Chez Emile Hendrik, Sophie Hinners a beaucoup appris et vécu de très belles expériences. © Sportfot
Ce choix, pourtant déterminant pour sa carrière, n’a pas été si simple à faire à l’époque. “C’était mon tout premier travail, alors je n’ai pas trop réfléchi. J’ai saisi la première opportunité qui s’offrait à moi, mais ce n’était pas une décision facile à prendre”, se souvient-elle. “Il m’a fallu du courage pour quitter ma maison, ma mère, et mon cousin avec qui je montais toujours à cheval, sans parler des magnifiques chevaux que je montais à l’écurie.”
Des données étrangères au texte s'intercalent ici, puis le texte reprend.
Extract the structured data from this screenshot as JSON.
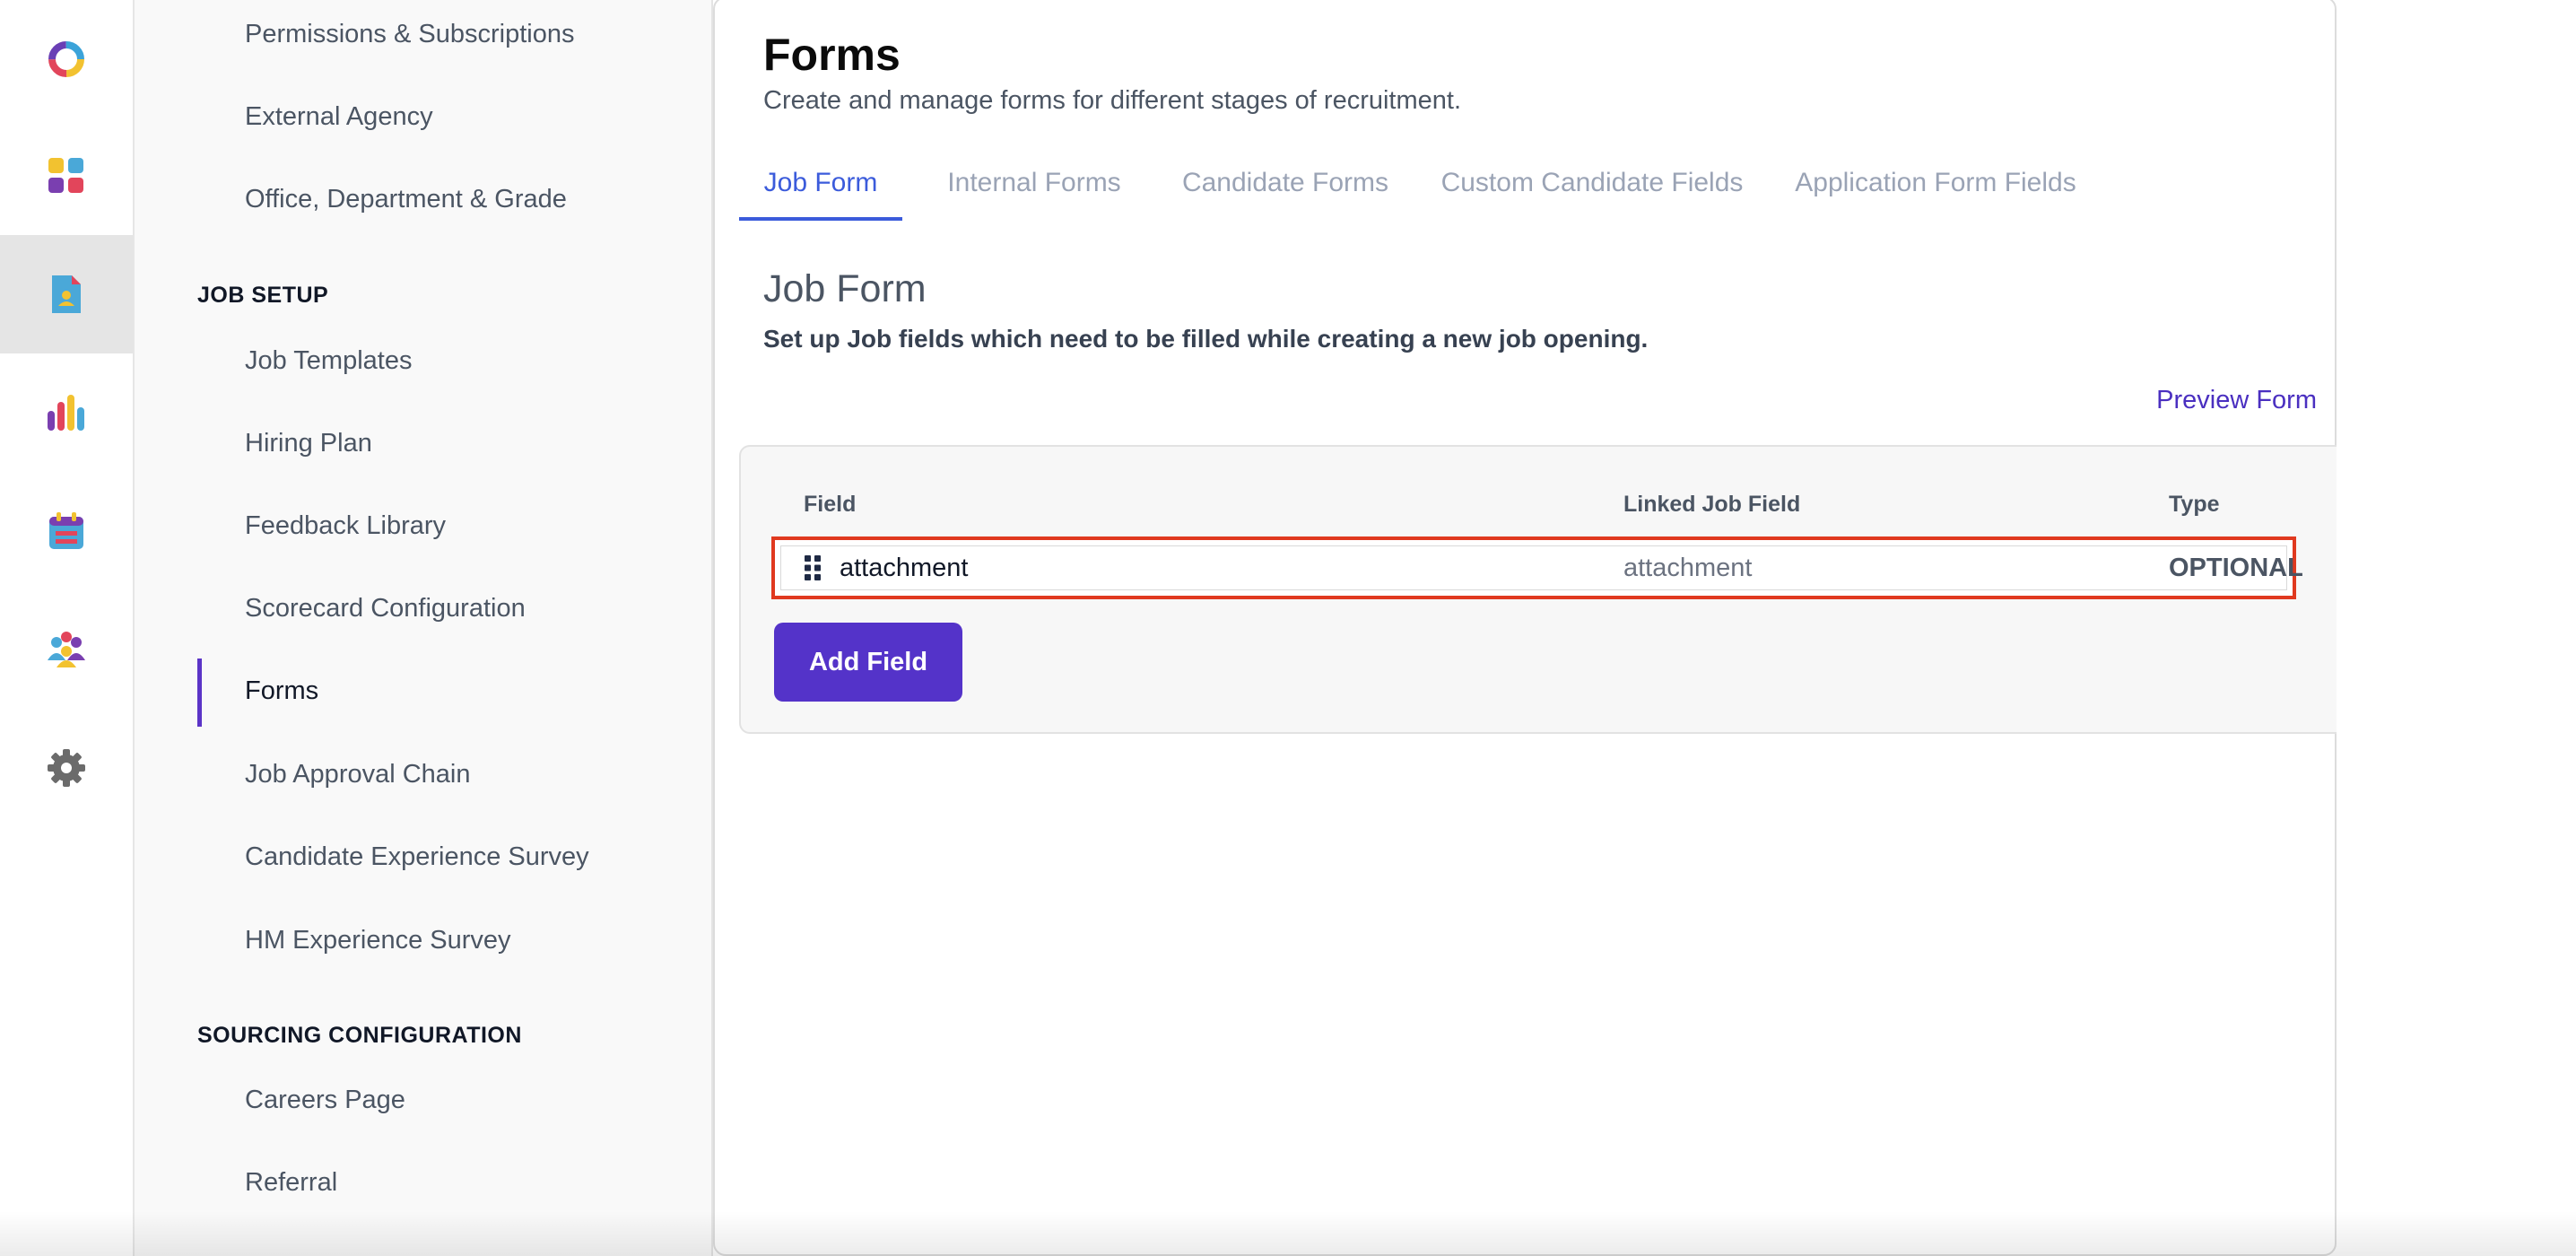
{
  "rail": {
    "items": [
      {
        "name": "logo-icon"
      },
      {
        "name": "dashboard-icon"
      },
      {
        "name": "jobs-icon"
      },
      {
        "name": "reports-icon"
      },
      {
        "name": "calendar-icon"
      },
      {
        "name": "people-icon"
      },
      {
        "name": "settings-icon"
      }
    ],
    "active": "jobs-icon"
  },
  "sidebar": {
    "top_links": [
      "Permissions & Subscriptions",
      "External Agency",
      "Office, Department & Grade"
    ],
    "job_setup_heading": "JOB SETUP",
    "job_setup_links": [
      "Job Templates",
      "Hiring Plan",
      "Feedback Library",
      "Scorecard Configuration",
      "Forms",
      "Job Approval Chain",
      "Candidate Experience Survey",
      "HM Experience Survey"
    ],
    "active_link": "Forms",
    "sourcing_heading": "SOURCING CONFIGURATION",
    "sourcing_links": [
      "Careers Page",
      "Referral"
    ]
  },
  "main": {
    "title": "Forms",
    "subtitle": "Create and manage forms for different stages of recruitment.",
    "tabs": [
      "Job Form",
      "Internal Forms",
      "Candidate Forms",
      "Custom Candidate Fields",
      "Application Form Fields"
    ],
    "active_tab": "Job Form",
    "section_title": "Job Form",
    "section_subtitle": "Set up Job fields which need to be filled while creating a new job opening.",
    "preview_label": "Preview Form",
    "table": {
      "headers": {
        "field": "Field",
        "linked": "Linked Job Field",
        "type": "Type"
      },
      "rows": [
        {
          "field": "attachment",
          "linked": "attachment",
          "type": "OPTIONAL"
        }
      ]
    },
    "add_field_label": "Add Field"
  },
  "colors": {
    "accent": "#5433c9",
    "tab_active": "#3b5bdb",
    "highlight": "#e0391f"
  }
}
Pendant trois ans, Sophie apprend à évoluer avec des montures de toutes de chevaux, des jeunes recrues en formation aux montures plus expérimentées. “Je pense qu’il est essentiel pour un cavalier de travailler avec des chevaux très différents et d’apprendre à les éduquer”, souligne-t-elle avec sagesse. Au quotidien, elle a eu le privilège de s’entraîner sous la supervision d’Emile Hendrix, qui l’accompagnait également lors de ses déplacements en compétition. “J’ai vraiment eu beaucoup de chance”, reconnaît-elle. Travailler dans cette écurie de négoce, où les chevaux allaient et venaient régulièrement, a offert à la cavalière de riches expériences. “Dès mon deuxième jour, je me souviens avoir dû réaliser des vidéos pour la vente aux enchères d’un cheval. C’était complètement nouveau pour moi et incroyablement intéressant. J’ai vite compris à quel point cette expérience allait m’apporter”, confie-t-elle.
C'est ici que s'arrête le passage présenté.